İlgi çekici bir diğer nokta ise verilerin TÜİK verileriyle uyuşmaması. Geçen yıl da benzer şekilde CIA'nın yayınladığı raporla TÜİK'in nüfus verileri farklı çıkmıştı. Bu durumda CIA'nın kendi verilerini ürettiği ve ölçümler yapıyor olduğunu tahmin etmek zor değil. Diğer yandan durumu haberleştiren egemen medyanın hiçbir yayın organında bu duruma dikkat çekilmemiş. Bu verilerle TÜİK'in yayınladıkları arasındaki farka değinilen haberlerde, esas sorulması gerekenlerin üzerine kum atılıyor.
Türkiye'de yayınlanan istatistikler ne kadar güvenilir?
TÜİK'in yayınladığı istatistiklerin güvenilirliğinin bir süredir tartışma konusu olduğu biliniyor. Bunun yanında, AKP iktidarı boyunca çeşitli kurumlarca yayınlanan pek çok veri de tartışma konusu olmuştu. Bugüne kadar nüfus sayımından işsizliğe, enflasyondan diğer pek çok ekonomik veriye kadar yayınlanan istatistikler konusunda çeşitli tartışmalar ortaya çıkmıştı.
Bunlardan biri 12 Haziran 2011 genel seçimlerinde AKP'nin seçmen sayısının 10 milyon artacağını iddia etmesiydi. Nüfus istatistikleriyle açıklanması oldukça zor olan bu durum "seçmen sayılarıyla mı oynanıyor" sorusunu gündeme getirmiş, ancak ana akım medya konuyu sessizce geçiştirmişti. Oysa TÜİK'in 2007 nüfus verilerine göre 15-19 yaş arasında bulunanların sayısı 6 milyon civarındaydı. Ortaya çıkan 4 milyonluk fark, seçmen sayılarıyla oynandığı yönünde soru işaretlerine neden olmuştu.
Sendikalar kendi işsizlik verilerini yayınlıyor
Bir diğer tartışmalı konu işsizlik verileri. TÜİK'in yayınladığı işsizlik verilerinin, gerçek işsizliği eksik gösterdiğini savunan çeşitli sendikalar kendi istatistiklerini yayınlamayı tercih ediyor. Dün soL'da da yer alan bir habere göre TÜİK'in Mayıs 2012 için belirttiği yüzde 8,2 işsizlik oranı gerçek işsizliğiyansıtmıyor.

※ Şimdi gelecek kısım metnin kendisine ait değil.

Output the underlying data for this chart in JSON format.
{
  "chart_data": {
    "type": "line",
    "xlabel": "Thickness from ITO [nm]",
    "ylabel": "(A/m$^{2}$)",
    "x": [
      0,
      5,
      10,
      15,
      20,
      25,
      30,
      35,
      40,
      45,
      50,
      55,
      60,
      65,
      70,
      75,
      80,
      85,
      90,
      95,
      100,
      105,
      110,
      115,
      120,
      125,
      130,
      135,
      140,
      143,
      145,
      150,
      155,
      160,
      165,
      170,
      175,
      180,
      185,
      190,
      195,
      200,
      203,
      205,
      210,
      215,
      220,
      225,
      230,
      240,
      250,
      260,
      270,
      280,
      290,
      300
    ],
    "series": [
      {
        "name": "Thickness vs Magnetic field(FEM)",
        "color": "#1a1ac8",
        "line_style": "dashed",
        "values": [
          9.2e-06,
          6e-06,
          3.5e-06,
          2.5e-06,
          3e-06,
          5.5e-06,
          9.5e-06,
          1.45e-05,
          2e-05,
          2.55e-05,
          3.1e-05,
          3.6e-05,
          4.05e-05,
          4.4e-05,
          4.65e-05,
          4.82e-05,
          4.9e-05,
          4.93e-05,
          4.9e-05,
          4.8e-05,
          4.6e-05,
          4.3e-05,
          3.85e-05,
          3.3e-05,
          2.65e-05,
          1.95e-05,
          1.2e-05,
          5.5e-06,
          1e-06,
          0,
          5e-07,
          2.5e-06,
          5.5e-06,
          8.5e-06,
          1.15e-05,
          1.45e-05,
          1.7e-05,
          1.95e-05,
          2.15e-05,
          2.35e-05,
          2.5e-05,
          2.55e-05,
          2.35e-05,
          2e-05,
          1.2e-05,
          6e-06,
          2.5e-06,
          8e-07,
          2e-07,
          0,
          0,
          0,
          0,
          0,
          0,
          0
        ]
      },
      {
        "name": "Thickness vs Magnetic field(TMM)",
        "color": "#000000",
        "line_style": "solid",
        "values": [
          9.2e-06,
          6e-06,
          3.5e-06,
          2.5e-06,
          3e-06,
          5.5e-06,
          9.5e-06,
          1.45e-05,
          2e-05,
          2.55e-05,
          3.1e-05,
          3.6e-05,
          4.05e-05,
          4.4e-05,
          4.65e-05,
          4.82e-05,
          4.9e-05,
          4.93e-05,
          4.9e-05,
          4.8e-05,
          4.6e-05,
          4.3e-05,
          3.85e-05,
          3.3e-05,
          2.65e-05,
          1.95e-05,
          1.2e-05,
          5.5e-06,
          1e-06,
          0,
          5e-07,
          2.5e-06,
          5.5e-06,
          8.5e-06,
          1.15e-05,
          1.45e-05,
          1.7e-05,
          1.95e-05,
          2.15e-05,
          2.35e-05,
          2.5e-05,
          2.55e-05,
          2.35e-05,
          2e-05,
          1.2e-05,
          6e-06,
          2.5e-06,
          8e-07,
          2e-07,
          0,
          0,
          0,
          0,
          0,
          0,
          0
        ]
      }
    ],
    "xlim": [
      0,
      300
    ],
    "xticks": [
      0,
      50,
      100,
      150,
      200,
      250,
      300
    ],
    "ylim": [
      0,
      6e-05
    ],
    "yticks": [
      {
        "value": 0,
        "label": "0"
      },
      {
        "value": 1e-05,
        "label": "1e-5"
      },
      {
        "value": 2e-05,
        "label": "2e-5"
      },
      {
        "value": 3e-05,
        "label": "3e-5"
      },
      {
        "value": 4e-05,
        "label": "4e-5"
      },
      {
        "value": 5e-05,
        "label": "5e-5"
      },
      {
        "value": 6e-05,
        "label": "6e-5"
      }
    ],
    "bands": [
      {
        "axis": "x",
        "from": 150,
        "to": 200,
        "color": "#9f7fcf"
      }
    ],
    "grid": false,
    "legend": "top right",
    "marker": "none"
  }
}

DİSK'in araştırma enstitüsü DİSK-AR, bir dizi gerekçeye dayandırarak gerçek işsizlik oranının yüzde 13,8 olduğunu ve işsiz sayısının TÜİK'in iddia ettiği gibi 2 milyon 272 bin değil 4 milyon 43 bin olduğunu açıklamıştı. Bu farkı yaratan temel nedenlerden birisi işsizlik tanımının daraltılması, bir diğeri ise işgücüne katılım oranının Türkiye'de düşük seyretmesi. Ekonomi konusunda yanıltıcı propagandalarıyla "istikrar ve büyüme" söylemine tutunan AKP hükümeti, açıklamalarını bu "eksikli" verilere dayandırıyor.
TÜİK Başkanı Aydemir tartışmalara yönelik açıklama yapmıştıHalkın enflasyonu başka, TÜİK'inki başka
Tartışmalı bir diğer konuyu da enflasyon verileri oluşturuyor. TÜİK'in yayınladığı enflasyon oranlarıyla emekçilerin çarşıda, pazarda karşılaştığı fiyat artışları arasında bir açı bulunuyor. Özellikle geçen yılın ağustos ayında yayınlanan enflasyon rakamları üzerine tartışmalar yine alevlenmişti. DİSK-AR'ın yayınladığı bir rapora göre, Tüketici Fiyatları Endeksi (TÜFE) madde sepetinde her yılın aralık ayında değişiklik yapılıyor ancak yaygın kullanılmayan maddelerle fiyatı teknolojik gelişmeye bağlı olarak düşen maddelerin sepetteki ağırlığı enflasyon verilerinin düşük çıkmasına neden oluyor. Bir diğer eleştiri ise, sabit madde ağırlık katsayıları ile hesaplanan fiyat endeksleri ile resmi endeks arasındaki farkın sistematik olarak enflasyonu düşürecek biçimde artması. 2004 yılında 0,31 puan olan bu fark 2005 yılında 1,05 puan, 2007 yılında 2,08 puan, 2009 yılında 3,56 puan ve 2010 yılında 5,93 düzeyine çıkmıştı.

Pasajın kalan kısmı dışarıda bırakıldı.